Terahertz sensing based on layered topological semimetal

The emergent atomically thin layered materials enable the unique control of new phases of matter for high-performance electronics and optoelectronics. One remarkable example is the recent discovered nonlinear Hall effect (NLHE) in topological semimetals, which is mediated by their diverging quantum geometrical properties [1-3]. It dictates a nontrivial second-order transverse current can be induced by an oscillating electric field, greatly enhanced by large Berry curvature dipoles at the band edges. This effect serves as a measure of the topological attributes inherent in quantum materials.

In this talk, I will present our exploration of such effect to enable a new efficient detection mechanism for electromagnetic waves with elevated frequency. In particular, we investigate the NLHE response in THz regime on a layered type-II Weyl semimetal. Leveraging a custom-designed and in-house fabricated device, we attained high and tunable photoresponsivity in few-layer semimetals. These findings illuminate a novel avenue for low-energy photon harvesting and transduction via quantum properties.

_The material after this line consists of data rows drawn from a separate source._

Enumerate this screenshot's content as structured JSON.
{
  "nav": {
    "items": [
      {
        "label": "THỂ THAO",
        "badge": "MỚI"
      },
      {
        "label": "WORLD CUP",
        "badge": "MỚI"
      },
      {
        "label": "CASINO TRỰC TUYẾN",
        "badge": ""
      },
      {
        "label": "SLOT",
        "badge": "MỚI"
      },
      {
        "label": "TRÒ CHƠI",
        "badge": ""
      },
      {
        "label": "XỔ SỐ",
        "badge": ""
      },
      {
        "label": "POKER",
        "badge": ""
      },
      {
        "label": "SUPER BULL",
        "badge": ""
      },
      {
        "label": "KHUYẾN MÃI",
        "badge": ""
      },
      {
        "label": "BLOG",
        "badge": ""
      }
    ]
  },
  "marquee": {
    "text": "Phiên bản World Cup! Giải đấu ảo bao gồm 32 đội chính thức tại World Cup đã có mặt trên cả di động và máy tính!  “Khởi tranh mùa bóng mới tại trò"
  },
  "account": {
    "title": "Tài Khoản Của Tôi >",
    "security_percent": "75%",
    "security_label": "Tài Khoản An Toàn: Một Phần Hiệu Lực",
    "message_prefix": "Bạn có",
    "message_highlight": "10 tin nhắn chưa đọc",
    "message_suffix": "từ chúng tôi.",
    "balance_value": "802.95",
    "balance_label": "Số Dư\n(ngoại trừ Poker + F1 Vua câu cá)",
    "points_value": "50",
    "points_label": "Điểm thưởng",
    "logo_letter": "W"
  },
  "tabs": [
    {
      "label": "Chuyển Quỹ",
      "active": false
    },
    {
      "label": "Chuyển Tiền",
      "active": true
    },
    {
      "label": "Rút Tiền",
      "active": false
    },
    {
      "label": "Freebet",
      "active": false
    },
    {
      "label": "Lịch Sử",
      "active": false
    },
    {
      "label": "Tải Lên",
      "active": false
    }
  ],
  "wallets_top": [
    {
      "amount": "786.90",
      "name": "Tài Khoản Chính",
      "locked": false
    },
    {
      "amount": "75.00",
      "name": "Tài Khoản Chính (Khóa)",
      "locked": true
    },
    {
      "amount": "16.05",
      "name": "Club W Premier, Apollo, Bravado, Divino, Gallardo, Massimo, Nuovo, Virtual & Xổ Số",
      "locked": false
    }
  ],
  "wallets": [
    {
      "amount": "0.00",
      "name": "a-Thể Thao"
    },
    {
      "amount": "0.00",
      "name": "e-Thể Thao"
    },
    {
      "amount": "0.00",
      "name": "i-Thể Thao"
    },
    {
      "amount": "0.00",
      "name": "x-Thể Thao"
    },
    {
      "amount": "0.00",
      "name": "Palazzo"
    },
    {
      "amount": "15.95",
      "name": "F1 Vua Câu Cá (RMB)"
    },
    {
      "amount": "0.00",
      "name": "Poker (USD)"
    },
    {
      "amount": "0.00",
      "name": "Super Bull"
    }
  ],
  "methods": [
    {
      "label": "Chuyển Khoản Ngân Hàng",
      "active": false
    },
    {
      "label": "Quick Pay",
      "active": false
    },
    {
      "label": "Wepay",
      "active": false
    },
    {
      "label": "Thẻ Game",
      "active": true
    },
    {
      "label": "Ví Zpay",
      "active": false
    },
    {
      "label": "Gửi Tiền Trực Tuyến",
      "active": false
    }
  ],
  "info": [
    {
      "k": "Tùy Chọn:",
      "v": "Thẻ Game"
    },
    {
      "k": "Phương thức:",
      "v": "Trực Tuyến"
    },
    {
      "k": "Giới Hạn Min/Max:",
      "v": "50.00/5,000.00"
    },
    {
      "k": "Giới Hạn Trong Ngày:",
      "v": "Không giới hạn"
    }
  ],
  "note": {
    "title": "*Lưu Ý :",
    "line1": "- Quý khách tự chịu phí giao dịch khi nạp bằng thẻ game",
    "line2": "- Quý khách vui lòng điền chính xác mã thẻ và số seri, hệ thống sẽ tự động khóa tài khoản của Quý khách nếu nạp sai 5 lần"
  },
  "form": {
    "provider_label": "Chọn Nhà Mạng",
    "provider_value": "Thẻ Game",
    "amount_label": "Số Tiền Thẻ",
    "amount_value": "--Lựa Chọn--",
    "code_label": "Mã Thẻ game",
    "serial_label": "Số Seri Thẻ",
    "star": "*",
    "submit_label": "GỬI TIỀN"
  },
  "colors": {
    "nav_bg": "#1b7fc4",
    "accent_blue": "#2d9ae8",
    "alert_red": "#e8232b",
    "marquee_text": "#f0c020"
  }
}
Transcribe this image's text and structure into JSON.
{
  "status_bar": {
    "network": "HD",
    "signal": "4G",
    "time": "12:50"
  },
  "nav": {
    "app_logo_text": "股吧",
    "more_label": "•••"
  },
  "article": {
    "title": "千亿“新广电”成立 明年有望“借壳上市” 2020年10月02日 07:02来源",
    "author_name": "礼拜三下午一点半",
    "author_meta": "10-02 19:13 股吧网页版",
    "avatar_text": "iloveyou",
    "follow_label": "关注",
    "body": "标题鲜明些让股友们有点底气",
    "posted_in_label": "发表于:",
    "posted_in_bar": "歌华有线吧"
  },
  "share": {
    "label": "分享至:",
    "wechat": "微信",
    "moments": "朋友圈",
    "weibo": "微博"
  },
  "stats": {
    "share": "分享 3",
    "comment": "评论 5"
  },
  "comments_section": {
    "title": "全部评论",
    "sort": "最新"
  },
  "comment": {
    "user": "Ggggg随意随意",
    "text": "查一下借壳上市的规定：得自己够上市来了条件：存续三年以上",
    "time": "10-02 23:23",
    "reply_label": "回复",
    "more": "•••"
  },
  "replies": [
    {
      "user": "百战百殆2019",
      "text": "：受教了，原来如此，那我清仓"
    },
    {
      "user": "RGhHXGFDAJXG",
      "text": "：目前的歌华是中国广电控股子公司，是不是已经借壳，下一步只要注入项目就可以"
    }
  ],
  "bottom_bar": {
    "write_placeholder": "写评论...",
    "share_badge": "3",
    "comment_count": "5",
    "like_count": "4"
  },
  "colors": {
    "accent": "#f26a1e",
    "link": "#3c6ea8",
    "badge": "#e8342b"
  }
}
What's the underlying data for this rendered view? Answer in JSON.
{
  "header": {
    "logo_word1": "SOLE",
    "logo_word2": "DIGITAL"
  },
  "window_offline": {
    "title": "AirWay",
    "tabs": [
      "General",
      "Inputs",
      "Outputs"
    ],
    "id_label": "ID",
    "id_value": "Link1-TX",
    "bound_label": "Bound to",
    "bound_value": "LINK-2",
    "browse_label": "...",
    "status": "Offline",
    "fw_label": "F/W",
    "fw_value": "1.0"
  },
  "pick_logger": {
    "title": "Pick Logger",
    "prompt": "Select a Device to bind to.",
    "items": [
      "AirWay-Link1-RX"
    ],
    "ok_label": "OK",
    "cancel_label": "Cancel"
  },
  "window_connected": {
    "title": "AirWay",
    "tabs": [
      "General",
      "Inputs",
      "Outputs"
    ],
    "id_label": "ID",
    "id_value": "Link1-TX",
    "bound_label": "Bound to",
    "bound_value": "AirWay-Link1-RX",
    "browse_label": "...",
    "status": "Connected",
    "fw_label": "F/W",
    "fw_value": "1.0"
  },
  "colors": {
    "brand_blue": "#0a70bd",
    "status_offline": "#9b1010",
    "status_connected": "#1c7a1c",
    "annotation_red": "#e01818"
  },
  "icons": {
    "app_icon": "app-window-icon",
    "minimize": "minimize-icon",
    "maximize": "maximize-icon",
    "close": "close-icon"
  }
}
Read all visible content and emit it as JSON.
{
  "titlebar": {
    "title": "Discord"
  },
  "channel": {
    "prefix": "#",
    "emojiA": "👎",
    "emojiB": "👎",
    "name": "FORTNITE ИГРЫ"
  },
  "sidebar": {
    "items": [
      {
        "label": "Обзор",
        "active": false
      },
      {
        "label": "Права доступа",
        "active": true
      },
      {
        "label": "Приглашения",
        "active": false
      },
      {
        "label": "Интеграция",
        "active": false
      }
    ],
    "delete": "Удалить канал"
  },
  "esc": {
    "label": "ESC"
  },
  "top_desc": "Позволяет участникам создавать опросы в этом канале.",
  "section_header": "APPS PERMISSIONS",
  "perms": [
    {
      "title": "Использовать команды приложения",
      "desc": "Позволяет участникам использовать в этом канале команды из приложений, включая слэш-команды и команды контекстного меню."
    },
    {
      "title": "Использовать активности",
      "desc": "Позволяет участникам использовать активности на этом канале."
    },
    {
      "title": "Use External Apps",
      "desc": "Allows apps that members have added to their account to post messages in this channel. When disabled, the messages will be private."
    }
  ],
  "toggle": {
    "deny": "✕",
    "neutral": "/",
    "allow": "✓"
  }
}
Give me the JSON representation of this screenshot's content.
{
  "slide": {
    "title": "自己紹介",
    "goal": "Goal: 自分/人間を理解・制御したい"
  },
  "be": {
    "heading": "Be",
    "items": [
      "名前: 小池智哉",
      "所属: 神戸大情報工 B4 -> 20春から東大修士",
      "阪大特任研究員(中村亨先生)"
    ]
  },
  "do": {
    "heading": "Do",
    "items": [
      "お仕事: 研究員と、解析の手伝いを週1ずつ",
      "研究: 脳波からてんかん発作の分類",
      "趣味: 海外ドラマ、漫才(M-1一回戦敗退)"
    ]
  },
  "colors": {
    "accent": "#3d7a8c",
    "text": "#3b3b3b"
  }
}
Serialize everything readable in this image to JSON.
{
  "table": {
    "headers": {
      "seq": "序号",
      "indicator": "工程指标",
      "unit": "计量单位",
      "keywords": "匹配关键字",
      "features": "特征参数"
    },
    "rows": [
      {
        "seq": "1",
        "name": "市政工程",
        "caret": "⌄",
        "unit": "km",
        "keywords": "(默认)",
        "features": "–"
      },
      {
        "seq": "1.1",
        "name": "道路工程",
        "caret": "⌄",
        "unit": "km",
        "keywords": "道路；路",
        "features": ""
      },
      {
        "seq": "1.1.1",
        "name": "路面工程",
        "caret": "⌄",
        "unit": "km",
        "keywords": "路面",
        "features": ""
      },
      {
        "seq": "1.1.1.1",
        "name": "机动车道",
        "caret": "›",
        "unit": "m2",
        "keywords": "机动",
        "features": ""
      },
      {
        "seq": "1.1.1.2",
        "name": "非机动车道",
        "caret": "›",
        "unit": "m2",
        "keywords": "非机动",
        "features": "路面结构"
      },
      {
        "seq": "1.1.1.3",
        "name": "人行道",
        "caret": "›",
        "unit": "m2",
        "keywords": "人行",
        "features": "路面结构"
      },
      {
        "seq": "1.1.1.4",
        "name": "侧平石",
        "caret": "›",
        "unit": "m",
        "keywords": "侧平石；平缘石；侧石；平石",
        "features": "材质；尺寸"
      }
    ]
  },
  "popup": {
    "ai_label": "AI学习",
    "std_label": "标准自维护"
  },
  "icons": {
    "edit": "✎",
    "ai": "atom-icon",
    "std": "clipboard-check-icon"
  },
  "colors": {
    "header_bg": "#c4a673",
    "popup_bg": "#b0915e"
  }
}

Our findings also pave the way towards a wide range of THz applications in communication and imaging based on layered topological semimetals.



[1] Q. Ma et al., Observation of the nonlinear Hall effect under time-reversal-symmetric conditions, Nature 565, 337 (2019).

[2] K. Kang et al., Nonlinear anomalous Hall effect in few-layer WTe₂, Nature Materials 18, 324 (2019).

[3] J. Xiao et al., Berry curvature memory through electrically driven stacking transitions, Nature Physics 16, 1028 (2020).